REPUBLIKA.CO.ID, JAKARTA -- Gerakan Pemuda Ansor menghormati upaya banding Basuki Tjahaja Purnama (Ahok) atas vonis dua tahun penjara yang dijatuhkan kepadanya oleh Pengadilan Negeri Jakarta Utara dalam perkara penistaan agama.
"Seluruh pihak juga harus menghargai hak-hak terdakwa dan menghormati proses hukum selanjutnya, baik di tingkat banding maupun jika sampai kasasi nantinya," ujar Ketua Departemen Hukum PP GP Ansor Abdul Hakam Aqsho di Jakarta, Selasa (9/5).
Menurutnya, putusan pidana dua tahun penjara tersebut memang belum memiliki kekuatan hukum tetap atau inkracht karena Ahok langsung menyatakan banding setelah putusan dibacakan. Ia pun berharap proses hukum di tingkat banding maupun kasasi dilaksanakan secara bebas, adil, dan tidak memihak.
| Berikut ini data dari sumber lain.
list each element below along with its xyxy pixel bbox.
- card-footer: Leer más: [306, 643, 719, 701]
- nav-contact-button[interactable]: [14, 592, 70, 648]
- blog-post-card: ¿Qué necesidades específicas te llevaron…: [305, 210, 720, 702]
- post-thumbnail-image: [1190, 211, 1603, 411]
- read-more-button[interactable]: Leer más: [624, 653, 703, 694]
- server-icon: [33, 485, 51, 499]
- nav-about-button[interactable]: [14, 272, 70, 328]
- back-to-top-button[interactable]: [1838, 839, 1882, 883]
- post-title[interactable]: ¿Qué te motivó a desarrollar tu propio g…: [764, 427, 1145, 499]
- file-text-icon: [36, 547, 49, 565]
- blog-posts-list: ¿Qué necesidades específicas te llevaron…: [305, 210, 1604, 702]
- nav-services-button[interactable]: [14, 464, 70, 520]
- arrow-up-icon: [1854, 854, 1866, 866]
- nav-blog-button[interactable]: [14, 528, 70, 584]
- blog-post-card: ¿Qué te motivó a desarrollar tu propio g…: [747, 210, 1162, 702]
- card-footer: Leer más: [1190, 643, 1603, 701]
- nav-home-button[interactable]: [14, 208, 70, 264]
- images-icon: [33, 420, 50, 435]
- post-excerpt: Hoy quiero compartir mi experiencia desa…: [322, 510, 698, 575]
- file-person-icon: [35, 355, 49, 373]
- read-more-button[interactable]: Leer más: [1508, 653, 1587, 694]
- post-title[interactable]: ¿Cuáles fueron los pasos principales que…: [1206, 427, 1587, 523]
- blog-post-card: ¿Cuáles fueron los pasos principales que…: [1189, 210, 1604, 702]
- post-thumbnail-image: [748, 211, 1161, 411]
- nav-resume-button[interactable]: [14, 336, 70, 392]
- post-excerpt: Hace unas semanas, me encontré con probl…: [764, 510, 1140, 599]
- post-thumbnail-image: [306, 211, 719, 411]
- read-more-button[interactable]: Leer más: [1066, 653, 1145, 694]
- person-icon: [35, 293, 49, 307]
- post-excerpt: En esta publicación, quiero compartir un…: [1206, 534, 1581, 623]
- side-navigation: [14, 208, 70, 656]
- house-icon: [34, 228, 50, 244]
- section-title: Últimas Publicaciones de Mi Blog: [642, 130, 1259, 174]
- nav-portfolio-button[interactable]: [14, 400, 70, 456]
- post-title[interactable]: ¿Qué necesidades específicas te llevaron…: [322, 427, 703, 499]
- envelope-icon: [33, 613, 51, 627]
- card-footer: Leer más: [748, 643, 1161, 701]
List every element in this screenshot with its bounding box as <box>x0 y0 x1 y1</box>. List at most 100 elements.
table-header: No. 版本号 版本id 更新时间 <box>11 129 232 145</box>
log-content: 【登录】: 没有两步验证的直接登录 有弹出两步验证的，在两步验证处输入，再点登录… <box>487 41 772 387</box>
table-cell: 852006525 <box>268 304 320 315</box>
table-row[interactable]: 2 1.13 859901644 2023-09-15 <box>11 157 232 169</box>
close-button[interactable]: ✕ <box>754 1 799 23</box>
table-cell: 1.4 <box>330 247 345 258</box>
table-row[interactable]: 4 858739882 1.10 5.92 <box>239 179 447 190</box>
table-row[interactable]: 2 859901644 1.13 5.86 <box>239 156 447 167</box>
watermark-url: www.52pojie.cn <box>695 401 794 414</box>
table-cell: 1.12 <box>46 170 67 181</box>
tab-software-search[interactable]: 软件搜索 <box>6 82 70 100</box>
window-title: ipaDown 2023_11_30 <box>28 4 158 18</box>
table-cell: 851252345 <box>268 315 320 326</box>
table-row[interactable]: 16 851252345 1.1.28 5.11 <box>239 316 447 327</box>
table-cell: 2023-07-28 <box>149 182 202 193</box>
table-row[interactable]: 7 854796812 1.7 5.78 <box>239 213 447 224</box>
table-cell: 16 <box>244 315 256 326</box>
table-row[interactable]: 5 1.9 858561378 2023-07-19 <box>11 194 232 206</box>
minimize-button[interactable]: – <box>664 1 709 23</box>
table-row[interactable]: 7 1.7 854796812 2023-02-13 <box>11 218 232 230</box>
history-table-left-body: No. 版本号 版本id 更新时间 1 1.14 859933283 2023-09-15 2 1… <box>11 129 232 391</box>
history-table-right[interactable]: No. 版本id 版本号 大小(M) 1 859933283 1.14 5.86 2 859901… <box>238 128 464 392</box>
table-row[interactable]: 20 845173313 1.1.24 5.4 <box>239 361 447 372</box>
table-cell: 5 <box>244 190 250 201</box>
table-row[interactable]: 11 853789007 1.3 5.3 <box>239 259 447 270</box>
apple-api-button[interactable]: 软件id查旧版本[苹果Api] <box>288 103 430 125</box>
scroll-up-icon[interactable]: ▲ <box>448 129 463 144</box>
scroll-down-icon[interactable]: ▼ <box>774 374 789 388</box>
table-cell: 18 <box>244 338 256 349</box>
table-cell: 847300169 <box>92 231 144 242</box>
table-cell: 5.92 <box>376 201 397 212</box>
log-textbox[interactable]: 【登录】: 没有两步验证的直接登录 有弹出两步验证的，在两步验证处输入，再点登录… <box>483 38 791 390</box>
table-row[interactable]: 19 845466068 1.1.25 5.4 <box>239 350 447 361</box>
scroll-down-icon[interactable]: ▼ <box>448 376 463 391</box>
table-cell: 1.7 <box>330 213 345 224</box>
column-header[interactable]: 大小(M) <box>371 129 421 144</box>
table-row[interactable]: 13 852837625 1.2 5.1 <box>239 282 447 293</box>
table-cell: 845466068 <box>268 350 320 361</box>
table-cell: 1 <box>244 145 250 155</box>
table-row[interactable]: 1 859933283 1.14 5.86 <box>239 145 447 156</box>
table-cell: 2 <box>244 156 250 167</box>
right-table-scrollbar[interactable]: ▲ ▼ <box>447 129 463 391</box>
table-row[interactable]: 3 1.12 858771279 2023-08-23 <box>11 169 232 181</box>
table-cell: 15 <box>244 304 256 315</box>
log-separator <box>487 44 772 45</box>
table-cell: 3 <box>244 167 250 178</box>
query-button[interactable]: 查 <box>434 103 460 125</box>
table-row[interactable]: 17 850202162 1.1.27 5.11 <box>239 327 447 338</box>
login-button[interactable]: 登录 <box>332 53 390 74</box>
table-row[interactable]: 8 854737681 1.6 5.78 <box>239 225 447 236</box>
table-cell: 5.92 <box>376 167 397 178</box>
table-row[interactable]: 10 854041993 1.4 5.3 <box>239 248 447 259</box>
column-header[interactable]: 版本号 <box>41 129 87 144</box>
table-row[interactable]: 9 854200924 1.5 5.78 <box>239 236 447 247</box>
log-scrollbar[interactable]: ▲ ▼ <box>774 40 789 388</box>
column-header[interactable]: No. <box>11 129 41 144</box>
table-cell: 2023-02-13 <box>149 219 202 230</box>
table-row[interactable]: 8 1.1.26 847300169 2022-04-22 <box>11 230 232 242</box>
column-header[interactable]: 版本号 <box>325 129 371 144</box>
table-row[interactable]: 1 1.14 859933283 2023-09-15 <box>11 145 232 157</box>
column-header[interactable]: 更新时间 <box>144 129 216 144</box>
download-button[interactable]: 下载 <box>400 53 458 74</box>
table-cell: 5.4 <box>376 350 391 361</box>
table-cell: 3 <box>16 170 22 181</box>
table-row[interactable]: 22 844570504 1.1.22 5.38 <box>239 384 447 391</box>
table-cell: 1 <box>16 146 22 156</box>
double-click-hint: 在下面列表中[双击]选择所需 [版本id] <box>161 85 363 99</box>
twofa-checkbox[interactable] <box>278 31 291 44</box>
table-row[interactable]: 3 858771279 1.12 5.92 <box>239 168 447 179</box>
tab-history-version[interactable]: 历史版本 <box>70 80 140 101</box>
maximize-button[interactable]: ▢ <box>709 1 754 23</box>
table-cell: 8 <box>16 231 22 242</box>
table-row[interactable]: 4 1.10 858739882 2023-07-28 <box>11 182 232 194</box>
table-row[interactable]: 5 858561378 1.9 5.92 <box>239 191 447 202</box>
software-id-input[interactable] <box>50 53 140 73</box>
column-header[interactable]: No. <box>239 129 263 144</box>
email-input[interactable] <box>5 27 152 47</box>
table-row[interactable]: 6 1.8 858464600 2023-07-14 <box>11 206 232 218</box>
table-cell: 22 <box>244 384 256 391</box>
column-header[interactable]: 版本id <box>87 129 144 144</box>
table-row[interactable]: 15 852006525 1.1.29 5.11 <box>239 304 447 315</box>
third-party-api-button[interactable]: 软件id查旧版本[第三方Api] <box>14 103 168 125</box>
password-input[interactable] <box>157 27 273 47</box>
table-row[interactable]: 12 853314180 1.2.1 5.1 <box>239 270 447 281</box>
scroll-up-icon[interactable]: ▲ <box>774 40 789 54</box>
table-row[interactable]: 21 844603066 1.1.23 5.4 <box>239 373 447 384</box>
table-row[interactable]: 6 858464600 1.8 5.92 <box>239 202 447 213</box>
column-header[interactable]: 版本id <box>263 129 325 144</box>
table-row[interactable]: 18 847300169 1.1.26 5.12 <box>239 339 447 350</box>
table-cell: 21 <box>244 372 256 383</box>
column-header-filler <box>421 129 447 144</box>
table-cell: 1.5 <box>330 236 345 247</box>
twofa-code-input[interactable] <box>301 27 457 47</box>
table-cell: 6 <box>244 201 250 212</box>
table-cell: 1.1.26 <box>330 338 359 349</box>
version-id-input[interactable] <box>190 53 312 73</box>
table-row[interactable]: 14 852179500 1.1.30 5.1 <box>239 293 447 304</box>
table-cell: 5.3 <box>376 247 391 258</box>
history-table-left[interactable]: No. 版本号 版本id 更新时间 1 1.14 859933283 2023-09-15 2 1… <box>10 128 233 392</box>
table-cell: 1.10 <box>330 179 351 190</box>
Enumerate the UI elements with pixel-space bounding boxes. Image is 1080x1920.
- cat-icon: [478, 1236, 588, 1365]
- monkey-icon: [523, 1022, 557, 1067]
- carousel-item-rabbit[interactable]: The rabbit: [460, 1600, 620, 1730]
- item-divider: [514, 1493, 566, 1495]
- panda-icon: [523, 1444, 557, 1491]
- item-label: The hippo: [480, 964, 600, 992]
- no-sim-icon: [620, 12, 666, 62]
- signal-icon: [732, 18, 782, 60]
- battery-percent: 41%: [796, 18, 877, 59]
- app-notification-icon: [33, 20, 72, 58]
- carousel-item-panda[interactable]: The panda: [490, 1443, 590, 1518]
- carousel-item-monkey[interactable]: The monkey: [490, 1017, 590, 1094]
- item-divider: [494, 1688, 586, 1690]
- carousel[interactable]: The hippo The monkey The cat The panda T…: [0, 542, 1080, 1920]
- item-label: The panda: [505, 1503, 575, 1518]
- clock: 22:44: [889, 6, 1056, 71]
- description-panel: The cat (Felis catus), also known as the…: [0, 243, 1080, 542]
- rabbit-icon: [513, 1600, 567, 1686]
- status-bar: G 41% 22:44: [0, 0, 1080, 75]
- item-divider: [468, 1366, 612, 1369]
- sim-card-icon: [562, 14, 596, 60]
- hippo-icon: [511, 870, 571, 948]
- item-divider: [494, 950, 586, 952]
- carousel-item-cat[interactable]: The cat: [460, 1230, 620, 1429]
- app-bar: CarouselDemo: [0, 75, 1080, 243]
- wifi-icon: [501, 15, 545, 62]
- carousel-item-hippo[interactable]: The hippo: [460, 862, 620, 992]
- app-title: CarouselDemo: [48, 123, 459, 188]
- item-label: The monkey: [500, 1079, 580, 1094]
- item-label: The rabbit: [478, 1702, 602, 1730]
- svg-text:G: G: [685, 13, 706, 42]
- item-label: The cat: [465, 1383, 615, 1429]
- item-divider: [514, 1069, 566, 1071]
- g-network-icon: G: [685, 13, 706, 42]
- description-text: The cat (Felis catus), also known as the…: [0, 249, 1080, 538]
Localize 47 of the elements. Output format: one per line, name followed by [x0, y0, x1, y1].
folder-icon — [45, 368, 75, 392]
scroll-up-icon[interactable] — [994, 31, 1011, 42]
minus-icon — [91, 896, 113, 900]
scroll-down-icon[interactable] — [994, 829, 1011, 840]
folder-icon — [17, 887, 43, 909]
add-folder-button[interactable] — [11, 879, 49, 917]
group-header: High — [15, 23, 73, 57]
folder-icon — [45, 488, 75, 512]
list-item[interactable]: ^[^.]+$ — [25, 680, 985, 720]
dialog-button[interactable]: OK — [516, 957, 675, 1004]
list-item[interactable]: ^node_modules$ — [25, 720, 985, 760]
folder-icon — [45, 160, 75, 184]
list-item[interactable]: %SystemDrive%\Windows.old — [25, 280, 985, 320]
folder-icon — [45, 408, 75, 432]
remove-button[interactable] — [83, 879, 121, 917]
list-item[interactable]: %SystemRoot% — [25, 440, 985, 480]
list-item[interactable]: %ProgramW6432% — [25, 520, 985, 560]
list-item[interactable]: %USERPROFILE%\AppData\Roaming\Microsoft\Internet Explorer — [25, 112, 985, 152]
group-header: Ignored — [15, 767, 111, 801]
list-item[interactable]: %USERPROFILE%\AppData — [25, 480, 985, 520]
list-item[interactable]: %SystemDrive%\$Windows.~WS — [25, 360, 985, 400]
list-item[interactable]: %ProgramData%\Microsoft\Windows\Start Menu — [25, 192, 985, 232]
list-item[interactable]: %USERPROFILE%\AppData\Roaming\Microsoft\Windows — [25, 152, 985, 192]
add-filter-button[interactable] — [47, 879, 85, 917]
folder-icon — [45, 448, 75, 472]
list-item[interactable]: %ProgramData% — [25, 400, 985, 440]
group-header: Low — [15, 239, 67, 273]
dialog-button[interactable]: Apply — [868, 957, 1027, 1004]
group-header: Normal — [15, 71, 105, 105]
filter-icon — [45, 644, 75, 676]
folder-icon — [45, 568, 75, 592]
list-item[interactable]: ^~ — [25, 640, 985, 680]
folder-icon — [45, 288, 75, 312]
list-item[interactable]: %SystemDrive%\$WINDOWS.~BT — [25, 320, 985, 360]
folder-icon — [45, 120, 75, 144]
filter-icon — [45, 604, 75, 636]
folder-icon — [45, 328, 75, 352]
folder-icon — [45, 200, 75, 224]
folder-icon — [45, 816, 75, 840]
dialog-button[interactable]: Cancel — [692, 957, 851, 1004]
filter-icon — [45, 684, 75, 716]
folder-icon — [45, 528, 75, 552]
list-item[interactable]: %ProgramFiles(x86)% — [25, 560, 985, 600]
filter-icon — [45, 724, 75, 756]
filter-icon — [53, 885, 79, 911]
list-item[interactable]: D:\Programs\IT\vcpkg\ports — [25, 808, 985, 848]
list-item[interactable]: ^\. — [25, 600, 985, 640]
"Dengan demikian, tidak ada satu pihak pun yang boleh memengaruhi proses peradilan," kata Hakam.
Aparat penegak hukum, khususnya hakim, juga diharapkan bersikap independen untuk mewujudkan keadilan yang substantif sehingga putusannya nanti bukanlah merupakan produk hukum dari hasil pesanan maupun tekanan pihak-pihak tertentu.
GP Ansor menilai akar permasalahan di dalam kasus Ahok dan kasus-kasus penistaan agama lainnya adalah UU PNPS No. 1 Tahun 1965 tentang Pencegahan Penyalahgunaan dan/atau Penodaan Agama serta Pasal 156a KUHP yang sangat diskriminatif. Kedua aturan itu, menurut Hakam, terbukti seringkali digunakan untuk mengkriminalisasi pemeluk agama dan kepercayaan minoritas.
"Guna mengakhiri kriminalisasi tersebut maka pemerintah dan DPR RI perlu mencabut dan atau merevisi aturan tersebut," ujarnya.
Di sisi lain, GP Ansor meminta aparat penegak hukum untuk mengambil langkah tegas terhadap kelompok-kelompok yang sering menyebarkan ujaran kebencian demi menjaga keharmonisan hubungan antarumat beragama dan penganut kepercayaan yang berbeda-beda.
"Aparat penegak hukum perlu mengambil langkah-langkah tegas menertibkan oknum-oknum dan kelompok-kelompok yang selama ini nyata-nyata menyebarkan ujaran kebencian, menganjurkan tindakan diskriminatif, mengancam eksistensi negara bangsa, dan bahkan mempromosikan cara-cara kekerasan dalam mencapai tujuannya," jelasnya.